In my view, this attempt of reconciling the two spheres of normativity creates further problems, if not for Abizadeh, then for Hobbes. One question is whether the above account is compatible with the principle ‘ought implies can’ to which Hobbes obviously subscribes (see also Abizadeh’s discussion of the conditions of moral responsibility in chapter 4.1). Abizadeh’s treatment suggests that the principle is respected if there is some way for individuals to act in accordance with their contractual obligations or some way for them to be motivated to act in the relevant manner. However, one might think that the principle actually requires something stronger, namely that we can fulfill our strict moral obligations as strict moral obligations and be motivated by the fact that we are obliged in this specific sense.

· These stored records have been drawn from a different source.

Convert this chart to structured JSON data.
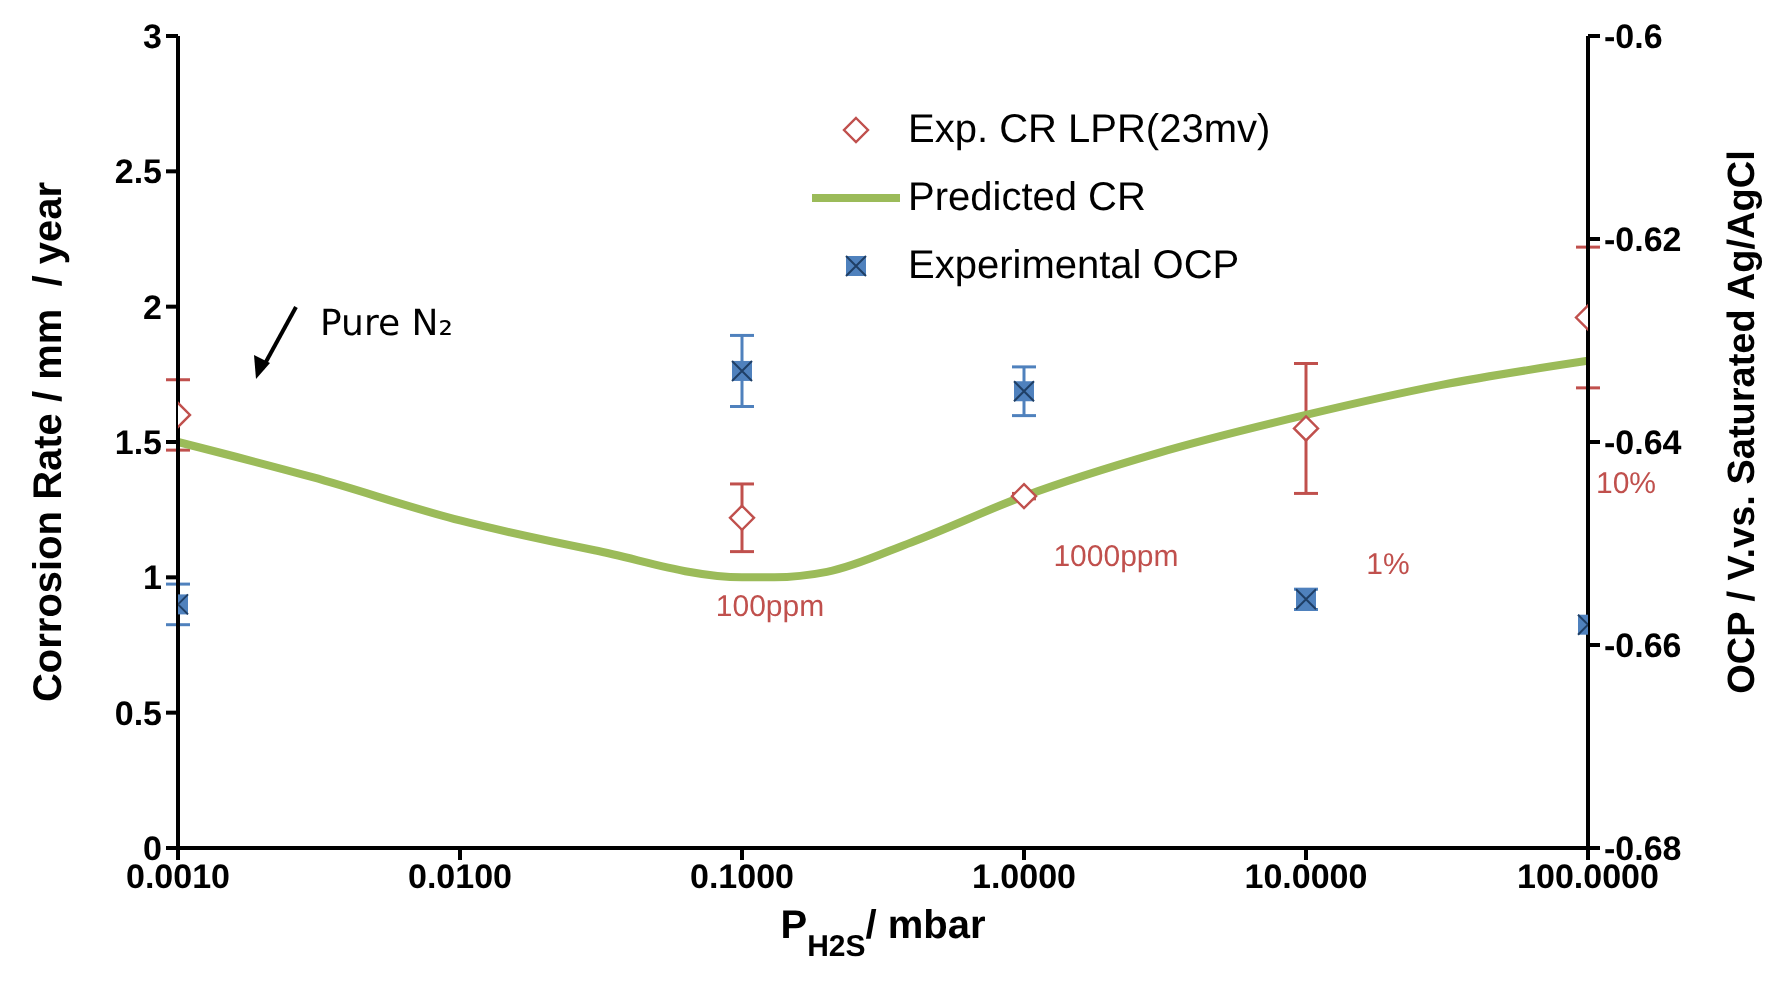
{
  "chart_data": {
    "type": "scatter",
    "xlabel": "P$_{H2S}$/ mbar",
    "ylabel": "Corrosion Rate / mm  / year",
    "y2label": "OCP / V.vs. Saturated Ag/AgCl",
    "log": "x",
    "xlim": [
      0.001,
      100
    ],
    "xticks": [
      {
        "value": 0.001,
        "label": "0.0010"
      },
      {
        "value": 0.01,
        "label": "0.0100"
      },
      {
        "value": 0.1,
        "label": "0.1000"
      },
      {
        "value": 1,
        "label": "1.0000"
      },
      {
        "value": 10,
        "label": "10.0000"
      },
      {
        "value": 100,
        "label": "100.0000"
      }
    ],
    "ylim": [
      0,
      3
    ],
    "yticks": [
      0,
      0.5,
      1,
      1.5,
      2,
      2.5,
      3
    ],
    "y2lim": [
      -0.68,
      -0.6
    ],
    "y2ticks": [
      -0.68,
      -0.66,
      -0.64,
      -0.62,
      -0.6
    ],
    "legend": "top right",
    "series": [
      {
        "name": "Exp. CR LPR(23mv)",
        "marker": "diamond",
        "color": "#c0504d",
        "x": [
          0.001,
          0.1,
          1,
          10,
          100
        ],
        "values": [
          1.6,
          1.22,
          1.3,
          1.55,
          1.96
        ],
        "errors": [
          0.13,
          0.125,
          0.01,
          0.24,
          0.26
        ]
      },
      {
        "name": "Predicted CR",
        "type": "line",
        "marker": "none",
        "color": "#9bbb59",
        "x": [
          0.001,
          0.003,
          0.01,
          0.03,
          0.1,
          0.13,
          0.2,
          0.4,
          1,
          3,
          10,
          30,
          100
        ],
        "values": [
          1.5,
          1.37,
          1.21,
          1.1,
          1.0,
          1.0,
          1.02,
          1.13,
          1.3,
          1.46,
          1.6,
          1.71,
          1.8
        ]
      },
      {
        "name": "Experimental OCP",
        "marker": "square",
        "axis": "y2",
        "color": "#4f81bd",
        "x": [
          0.001,
          0.1,
          1,
          10,
          100
        ],
        "values": [
          -0.656,
          -0.633,
          -0.635,
          -0.6555,
          -0.658
        ],
        "errors": [
          0.002,
          0.0035,
          0.0024,
          0.001,
          null
        ]
      }
    ],
    "annotations": [
      "Pure N₂",
      "100ppm",
      "1000ppm",
      "1%",
      "10%"
    ]
  }
}
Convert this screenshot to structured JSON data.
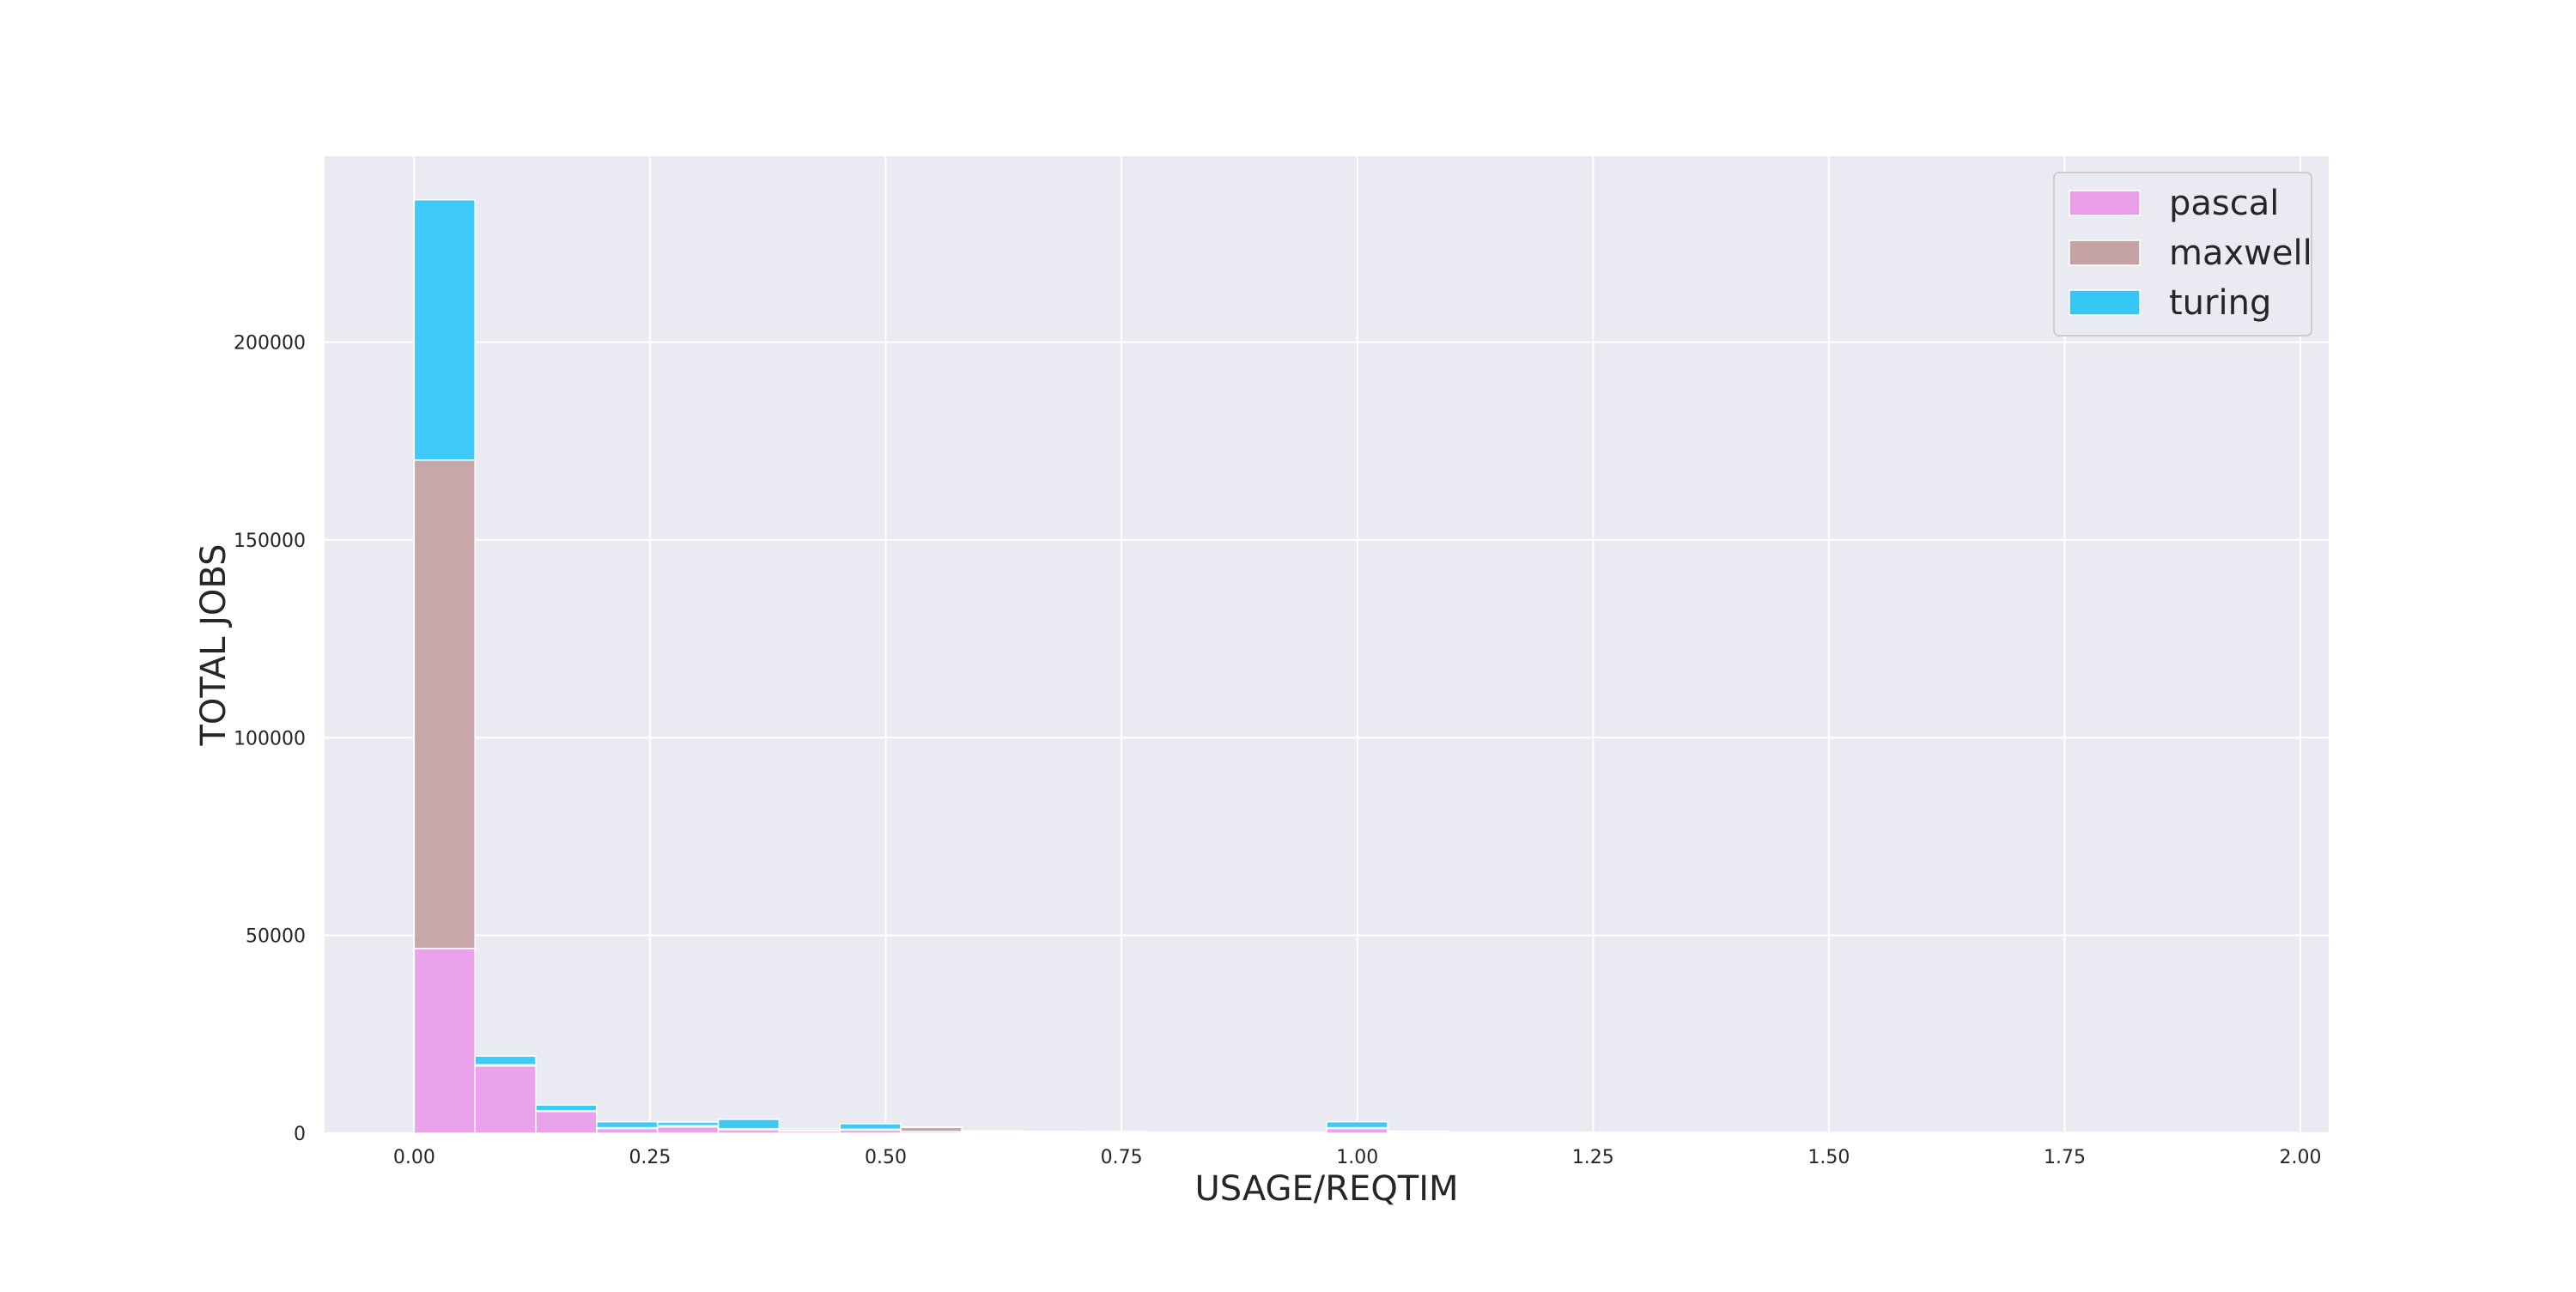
{
  "chart_data": {
    "type": "bar",
    "stacked": true,
    "xlabel": "USAGE/REQTIM",
    "ylabel": "TOTAL JOBS",
    "xlim": [
      -0.095,
      2.03
    ],
    "ylim": [
      0,
      247000
    ],
    "x_ticks": [
      0.0,
      0.25,
      0.5,
      0.75,
      1.0,
      1.25,
      1.5,
      1.75,
      2.0
    ],
    "x_tick_labels": [
      "0.00",
      "0.25",
      "0.50",
      "0.75",
      "1.00",
      "1.25",
      "1.50",
      "1.75",
      "2.00"
    ],
    "y_ticks": [
      0,
      50000,
      100000,
      150000,
      200000
    ],
    "y_tick_labels": [
      "0",
      "50000",
      "100000",
      "150000",
      "200000"
    ],
    "bin_width": 0.0645,
    "bin_starts": [
      0.0,
      0.0645,
      0.129,
      0.1935,
      0.258,
      0.3225,
      0.387,
      0.4515,
      0.516,
      0.5805,
      0.645,
      0.7095,
      0.774,
      0.8385,
      0.903,
      0.9675,
      1.032,
      1.0965,
      1.161,
      1.2255,
      1.29,
      1.3545,
      1.419,
      1.4835,
      1.548,
      1.6125,
      1.677,
      1.7415,
      1.806,
      1.8705,
      1.935
    ],
    "series": [
      {
        "name": "pascal",
        "color": "#ea9eea",
        "values": [
          46700,
          17000,
          5500,
          1200,
          1600,
          900,
          500,
          800,
          400,
          300,
          200,
          200,
          100,
          100,
          100,
          1200,
          300,
          100,
          100,
          100,
          100,
          50,
          50,
          50,
          50,
          50,
          50,
          50,
          50,
          50,
          50
        ]
      },
      {
        "name": "maxwell",
        "color": "#c5a3a3",
        "values": [
          123500,
          300,
          200,
          200,
          300,
          200,
          200,
          200,
          1100,
          200,
          100,
          100,
          50,
          50,
          50,
          200,
          50,
          50,
          50,
          50,
          50,
          50,
          50,
          50,
          50,
          50,
          50,
          50,
          50,
          50,
          50
        ]
      },
      {
        "name": "turing",
        "color": "#35c8f5",
        "values": [
          65800,
          2200,
          1400,
          1500,
          900,
          2400,
          400,
          1400,
          100,
          100,
          200,
          100,
          100,
          100,
          100,
          1500,
          200,
          100,
          100,
          100,
          100,
          50,
          50,
          50,
          50,
          50,
          50,
          50,
          50,
          50,
          50
        ]
      }
    ],
    "grid": true,
    "legend_position": "top-right"
  }
}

Furthermore, it is not clear that Abizadeh’s solution sits well with the idea of accountability in terms of which he explicates strict moral obligation. According to Hobbes, it is impossible for us not to act on our will (unless, of course, we are hindered by some external factor). This suggests that, within the Hobbesian framework, we can only hold someone accountable for his will, that is, for that which the individual was overridingly motivated to do. If we hold someone accountable for not fulfilling his contractual obligations, then, we really hold him accountable for not being sufficiently motivated to fulfill these obligations. Yet, if all that can ever motivate Hobbesian individuals are considerations of self-interest, then this means that in holding someone accountable for violating his contractual obligations, we ultimately blame him for not acquiring the appropriate self-interested motivation, that is, for not behaving prudently. However, this suggests that the position Abizadeh ascribes to Hobbes, namely a combination of a modern accountability conception of contractual obligation and a “egoist-hedonist psychology” (229), is internally unstable. In fact, something similar seems to follow from the concession that our self-interest provides a general constraint for our strict moral obligations since the resulting view suggests that, after all, the fundamental normative value of Hobbes’s theory is self-interest and that we are only ever obliged by our own good, that is, prudentially.
The least we may say of Abizadeh’s analysis, therefore, is that he tends to treat Hobbes overly charitably and keeps quiet about some serious problems that are attached to the supposed enterprise of separating reasons of the right from reasons of the good—problems that fully come to the fore in the works of later moral philosophers, most famously in the works of Immanuel Kant.